Dey explains the story is very much a mystery set against a Canadian backdrop."At a garage sale in a small Saskatchewan town Arabella Dryvynsydes, a Burnaby RCMP constable, makes a chance discovery of a sepia photograph of her grandmother and twin sister as little girls," she explained. "Her quest for answers as to how a picture taken in 1914 in Nanaimo ends up here almost 100 years later becomes the modern narrative of the book. As Arabella unearths more clues of her family origins, her great-grandmother Jane's story surfaces as an alternate historical narrative. In each, a murder is resolved."

Dey said writing for her is very much a case of capturing words when they are ready, rather than working at the craft each and every day.

"My writing habits are erratic," she said. "Extensions was nine years in the making with many starts and stops - often for months, and left turns, right turns, and U-turns.

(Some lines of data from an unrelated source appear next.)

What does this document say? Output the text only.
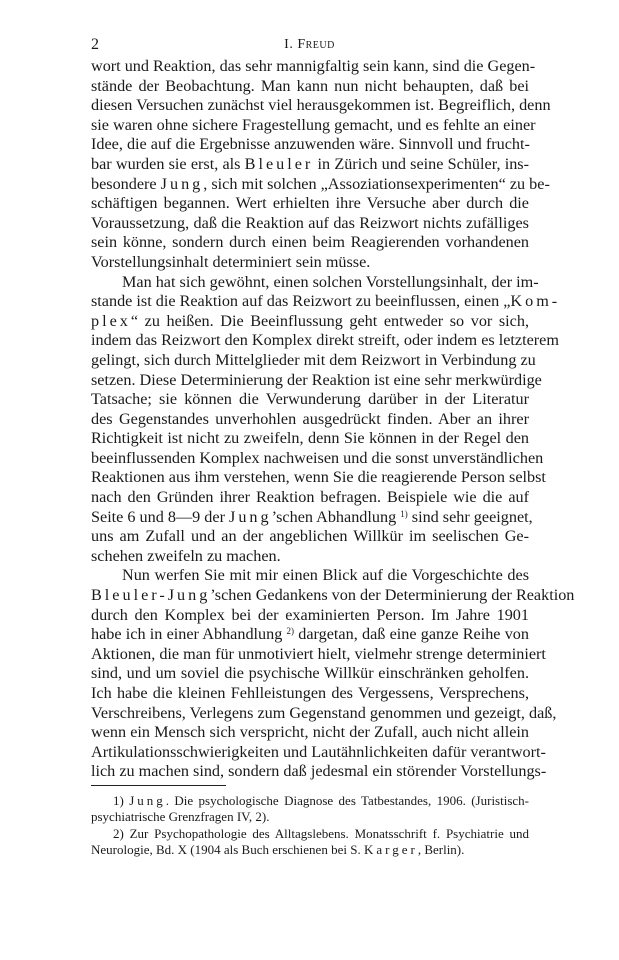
2	I. Freud
wort und Reaktion, das sehr mannigfaltig sein kann, sind die Gegen-
stände der Beobachtung. Man kann nun nicht behaupten, daß bei
diesen Versuchen zunächst viel herausgekommen ist. Begreiflich, denn
sie waren ohne sichere Fragestellung gemacht, und es fehlte an einer
Idee, die auf die Ergebnisse anzuwenden wäre. Sinnvoll und frucht-
bar wurden sie erst, als Bleuler in Zürich und seine Schüler, ins-
besondere Jung, sich mit solchen „Assoziationsexperimenten“ zu be-
schäftigen begannen. Wert erhielten ihre Versuche aber durch die
Voraussetzung, daß die Reaktion auf das Reizwort nichts zufälliges
sein könne, sondern durch einen beim Reagierenden vorhandenen
Vorstellungsinhalt determiniert sein müsse.
Man hat sich gewöhnt, einen solchen Vorstellungsinhalt, der im-
stande ist die Reaktion auf das Reizwort zu beeinflussen, einen „Kom-
plex“ zu heißen. Die Beeinflussung geht entweder so vor sich,
indem das Reizwort den Komplex direkt streift, oder indem es letzterem
gelingt, sich durch Mittelglieder mit dem Reizwort in Verbindung zu
setzen. Diese Determinierung der Reaktion ist eine sehr merkwürdige
Tatsache; sie können die Verwunderung darüber in der Literatur
des Gegenstandes unverhohlen ausgedrückt finden. Aber an ihrer
Richtigkeit ist nicht zu zweifeln, denn Sie können in der Regel den
beeinflussenden Komplex nachweisen und die sonst unverständlichen
Reaktionen aus ihm verstehen, wenn Sie die reagierende Person selbst
nach den Gründen ihrer Reaktion befragen. Beispiele wie die auf
Seite 6 und 8—9 der Jung’schen Abhandlung $^{1)}$ sind sehr geeignet,
uns am Zufall und an der angeblichen Willkür im seelischen Ge-
schehen zweifeln zu machen.
Nun werfen Sie mit mir einen Blick auf die Vorgeschichte des
Bleuler-Jung’schen Gedankens von der Determinierung der Reaktion
durch den Komplex bei der examinierten Person. Im Jahre 1901
habe ich in einer Abhandlung $^{2)}$ dargetan, daß eine ganze Reihe von
Aktionen, die man für unmotiviert hielt, vielmehr strenge determiniert
sind, und um soviel die psychische Willkür einschränken geholfen.
Ich habe die kleinen Fehlleistungen des Vergessens, Versprechens,
Verschreibens, Verlegens zum Gegenstand genommen und gezeigt, daß,
wenn ein Mensch sich verspricht, nicht der Zufall, auch nicht allein
Artikulationsschwierigkeiten und Lautähnlichkeiten dafür verantwort-
lich zu machen sind, sondern daß jedesmal ein störender Vorstellungs-
1) Jung. Die psychologische Diagnose des Tatbestandes, 1906. (Juristisch-
psychiatrische Grenzfragen IV, 2).
2) Zur Psychopathologie des Alltagslebens. Monatsschrift f. Psychiatrie und
Neurologie, Bd. X (1904 als Buch erschienen bei S. Karger, Berlin).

"The flip side of a muse is discipline and I have learned that inspiration is kindled by the act of writing itself. I struggle to overcome the terror of the blank page. Rewriting is my favourite part of the process, for the first, tenth, or thirtieth time."

In some ways the decision to settle in Kamsack helped the process.

"Living in Kamsack has allowed me to write while participating in our daughters' activities and community projects such as restoring the Kamsack Playhouse," said Dey.

While small town Saskatchewan may have helped Dey focus on her book, she said writing is very much in her blood.

"I have been writing all my life: dictating to my father before I could print, staging plays I had written in the back yard growing up," she told Yorkton This Week. "I've had no formal training other than a summer course at the Banff School of Fine Arts at age 16 and some workshops in my adult years. (Dey answered a question regarding her age by answering "I am old enough to have 7 grandchildren"). I am very fortunate to have had a literary mother who read and wrote - and talked about it - constantly."

As for Extensions, Dey said getting it into print proved rather easy.

"I have felt the sting of rejections with my first novel years ago, but Extensions found a home with NeWest Press on its maiden voyage," she said, adding, "I chose NeWest mainly because of its fine reputation as a literary press; the fact that two of our daughters live in the Edmonton area also held an appeal."

Extensions was released in early October and the first printing of 1,000 sold out by mid-November. "Fortunately, NeWest did a small reprint to fulfill Christmas sales," said Dey. "The response in Kamsack has been more heartwarming than I could ever imagine. There's nothing like a small town to support a local endeavour.

"I've also had two successful book launches in Edmonton and Vancouver, each staged by my daughters, and I was part of the Fictionistas readings in Regina before the book came out. "I'm beyond grateful for the enthusiasm my book has received."

Dey said the success has her believing another novel is inside waiting to get out, although the details are still percolating in her mind.